金针入木三分,尾端还在高速颤动。
“而根据我刚才对你师兄尸骨……哦不,是根据在场诸位对当年伤情的描述,伤口平滑,边缘呈烧灼状。那不是蚊须针,那是元廷影部特制的‘透骨钉’,为了栽赃嫁祸,特意在钉尾涂了强腐蚀性的酸液,模拟出的假象。”

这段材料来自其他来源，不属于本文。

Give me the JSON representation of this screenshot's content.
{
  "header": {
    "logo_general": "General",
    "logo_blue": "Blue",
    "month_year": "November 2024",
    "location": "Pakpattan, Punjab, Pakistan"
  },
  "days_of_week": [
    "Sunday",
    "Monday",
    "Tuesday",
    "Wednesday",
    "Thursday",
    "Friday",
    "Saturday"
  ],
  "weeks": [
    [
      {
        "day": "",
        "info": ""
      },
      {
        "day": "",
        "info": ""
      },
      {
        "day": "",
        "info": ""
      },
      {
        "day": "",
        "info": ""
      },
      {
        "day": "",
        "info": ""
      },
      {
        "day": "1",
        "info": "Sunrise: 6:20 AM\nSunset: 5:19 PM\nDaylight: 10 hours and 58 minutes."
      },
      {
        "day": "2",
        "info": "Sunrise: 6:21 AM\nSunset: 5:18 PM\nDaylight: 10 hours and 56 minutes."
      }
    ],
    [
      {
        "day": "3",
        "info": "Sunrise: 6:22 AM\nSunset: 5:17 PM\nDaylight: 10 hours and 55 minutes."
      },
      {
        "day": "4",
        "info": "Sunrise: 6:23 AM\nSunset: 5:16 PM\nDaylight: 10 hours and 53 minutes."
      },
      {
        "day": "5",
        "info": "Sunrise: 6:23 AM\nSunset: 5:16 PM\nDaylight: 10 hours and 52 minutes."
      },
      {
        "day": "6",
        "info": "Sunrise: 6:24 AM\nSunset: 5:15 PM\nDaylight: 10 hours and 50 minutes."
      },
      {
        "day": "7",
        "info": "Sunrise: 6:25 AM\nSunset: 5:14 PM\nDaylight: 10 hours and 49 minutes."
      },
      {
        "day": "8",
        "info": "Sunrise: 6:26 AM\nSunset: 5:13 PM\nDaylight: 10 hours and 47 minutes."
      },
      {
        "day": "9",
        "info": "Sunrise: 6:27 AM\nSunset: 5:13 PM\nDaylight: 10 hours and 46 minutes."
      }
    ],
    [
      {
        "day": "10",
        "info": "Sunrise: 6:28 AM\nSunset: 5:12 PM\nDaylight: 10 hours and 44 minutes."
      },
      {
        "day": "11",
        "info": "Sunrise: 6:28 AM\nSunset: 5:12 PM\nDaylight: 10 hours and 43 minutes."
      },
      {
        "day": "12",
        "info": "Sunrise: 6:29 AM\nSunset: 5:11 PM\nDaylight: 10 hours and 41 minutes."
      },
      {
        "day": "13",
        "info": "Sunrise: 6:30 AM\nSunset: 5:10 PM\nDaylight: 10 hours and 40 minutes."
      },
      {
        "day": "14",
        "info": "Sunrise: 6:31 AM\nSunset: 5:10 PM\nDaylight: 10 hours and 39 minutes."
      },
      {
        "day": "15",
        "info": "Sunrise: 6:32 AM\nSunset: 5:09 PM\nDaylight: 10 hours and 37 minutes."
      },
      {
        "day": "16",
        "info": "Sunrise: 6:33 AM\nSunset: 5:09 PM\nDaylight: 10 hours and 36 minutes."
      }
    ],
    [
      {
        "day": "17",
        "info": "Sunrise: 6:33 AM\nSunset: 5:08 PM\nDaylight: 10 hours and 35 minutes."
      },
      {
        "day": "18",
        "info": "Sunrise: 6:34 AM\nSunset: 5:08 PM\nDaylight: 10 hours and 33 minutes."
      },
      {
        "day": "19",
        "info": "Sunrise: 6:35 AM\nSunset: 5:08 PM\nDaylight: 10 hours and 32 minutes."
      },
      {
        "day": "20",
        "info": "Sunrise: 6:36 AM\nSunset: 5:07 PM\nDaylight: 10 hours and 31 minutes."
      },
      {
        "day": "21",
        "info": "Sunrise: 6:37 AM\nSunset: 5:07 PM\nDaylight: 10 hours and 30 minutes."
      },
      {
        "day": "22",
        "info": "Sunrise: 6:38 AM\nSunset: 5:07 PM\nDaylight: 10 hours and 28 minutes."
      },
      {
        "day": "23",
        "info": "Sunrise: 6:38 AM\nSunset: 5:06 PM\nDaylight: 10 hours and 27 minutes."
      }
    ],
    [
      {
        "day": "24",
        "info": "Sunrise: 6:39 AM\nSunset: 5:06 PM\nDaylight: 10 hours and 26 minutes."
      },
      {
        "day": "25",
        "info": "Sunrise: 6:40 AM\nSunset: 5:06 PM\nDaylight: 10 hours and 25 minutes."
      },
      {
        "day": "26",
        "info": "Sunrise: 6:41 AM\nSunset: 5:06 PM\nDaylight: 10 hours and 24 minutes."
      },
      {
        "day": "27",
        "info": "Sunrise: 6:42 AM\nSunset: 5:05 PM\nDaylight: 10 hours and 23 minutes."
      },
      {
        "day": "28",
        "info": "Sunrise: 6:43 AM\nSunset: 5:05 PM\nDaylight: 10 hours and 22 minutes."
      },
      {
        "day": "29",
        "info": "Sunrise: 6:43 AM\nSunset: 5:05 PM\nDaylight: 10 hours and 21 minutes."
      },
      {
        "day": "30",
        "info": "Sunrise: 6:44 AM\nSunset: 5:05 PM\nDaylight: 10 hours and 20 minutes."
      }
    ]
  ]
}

张无忌语气冷淡,仿佛在宣读一份尸检报告,“作为医生,最讨厌的就是有人伪造病历。静照师太,你这么急着把脏水泼给我娘,是因为真的很蠢,还是因为……”
他的眼神突然变得锐利,鼻翼微动。
那是一股极淡的硫磺味,混合着只有长期潜伏在阴暗处才会沾染的霉湿气。
“……还是因为,你身边就站着那个伪造者?”
话音未落,张无忌右手猛地呈龙爪状探出。
一股庞大得不可思议的吸力凭空乍现,空气中甚至出现了肉眼可见的扭曲波纹。
“给我滚出来!”
擒龙功!
站在静照身后的一名毫不起眼的年轻女弟子,甚至连惊呼都来不及发出,身体就不受控制地飞向了张无忌。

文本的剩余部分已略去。